Auch ein Gehweg ist geplant

Klar ist inzwischen, wie umfangreich die Sanierung ablaufen soll. So geht es um einen grundhaften Ausbau der Lichtenberger Straße. Die künftige Fahrbahnbreite beträgt sechs Meter. Die Ausbaustrecke beginnt etwa 70 Meter vor dem Ortseingangsschild aus Richtung Lichtenberg und endet an der Mittelbacher Straße. Insgesamt wird die Lichtenberger Straße auf einer Länge von 855 Metern saniert. Hinzu kommt ein zwei Meter breiter Gehweg auf einer Seite. Außerdem sind zwei Bushaltestellen vorgesehen. Auch der Abwasserzweckverband Obere Schwarze Elster ist in die Baumaßnahme mit einbezogen. Er ist verantwortlich für den Bau eines neuen Regenwasserkanales. 

Das klingt alles optimistisch, wenn da nicht die Frage nach der Finanzierung der gesamten Baumaßnahme wäre. Insgesamt rechnet das Landratsamt mit Kosten von etwa 1,14 Millionen Euro für die Sanierung. Dazu kommen noch einmal rund 65.000 Euro für den Erwerb von benötigten Flächen. Um den Bau endlich starten zu können, benötigt der Kreis Fördermittel. Doch die fehlen. 

"Die bisherigen Förderungen des sächsischen Wirtschaftsministeriums  für Straßen- und Brückenvorhaben stehen nicht zur Verfügung", so Cynthia Thor von der Pressestelle des Landratsamtes.
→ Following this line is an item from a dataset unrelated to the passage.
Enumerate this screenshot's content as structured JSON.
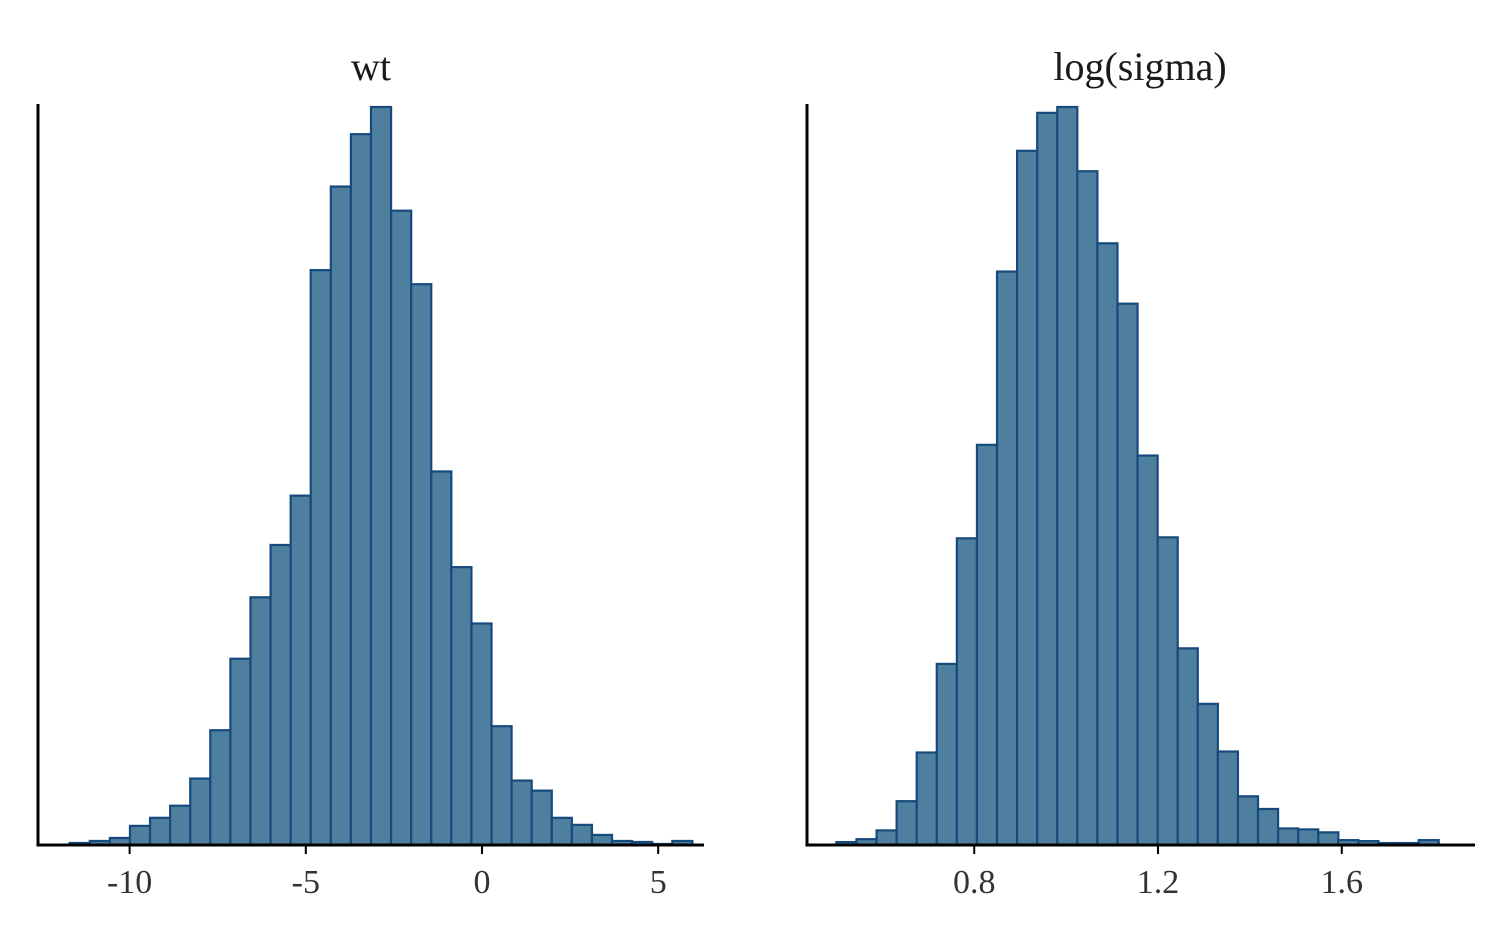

Begründet wird dies damit, dass in diesem Jahr keine neue Anträge auf Fördermittel aus diesem Fonds entgegengenommen werden. Zur Zeit suche man nach alternativen Fördermöglichkeiten. Im Klartext heißt das: Solange keine Förderquelle gefunden ist, kann auch nicht gebaut werden. 

Auch Pulsnitz muss Kosten bei dieser Straßensanierung übernehmen. So finanziert die Stadt den Gehweg und die Straßenbeleuchtung.

Wohngebiet hängt vom Straßenbau ab

Bisher kann noch kein Zeitpunkt für einen Baubeginn genannt werden. Doch auf den warten nicht nur die Anwohner und die anderen Autofahrer. Auch das immer noch im Raum stehende zu erschließende Wohngebiet am Eierberg ist von der Sanierung der Lichtenberger Straße abhängig. Denn die Zufahrt zum Wohngebiet soll über diese Straße gehen.  Vom Landratsamt heißt es dazu, dass die Belange des Kreises und des Erschließungsträgers des zukünftigen Wohngebietes - das ist die Opus Wohn GmbH mit Sitz in München -  im Zuge der Planung miteinander abgestimmt wurden. 

Kristin Krebs, Immobilienkauffrau der Opus Wohn GmbH, bestätigt auf Nachfrage, dass derzeit intensive Gespräche mit dem Landratsamt in Bautzen wie auch mit verschiedenen Versorgungsträgern laufen. "Wir wollen das Ganze vorantreiben und stehen im ständigen Austausch", erklärt sie. Unabhängig davon will die Gesellschaft noch Ende diesen Jahres die Vermarktung der Grundstücke starten. "Vermutlich können wir im Frühjahr 2021 mit der Erschließung des Wohngebietes beginnen", so die Immobilienkauffrau.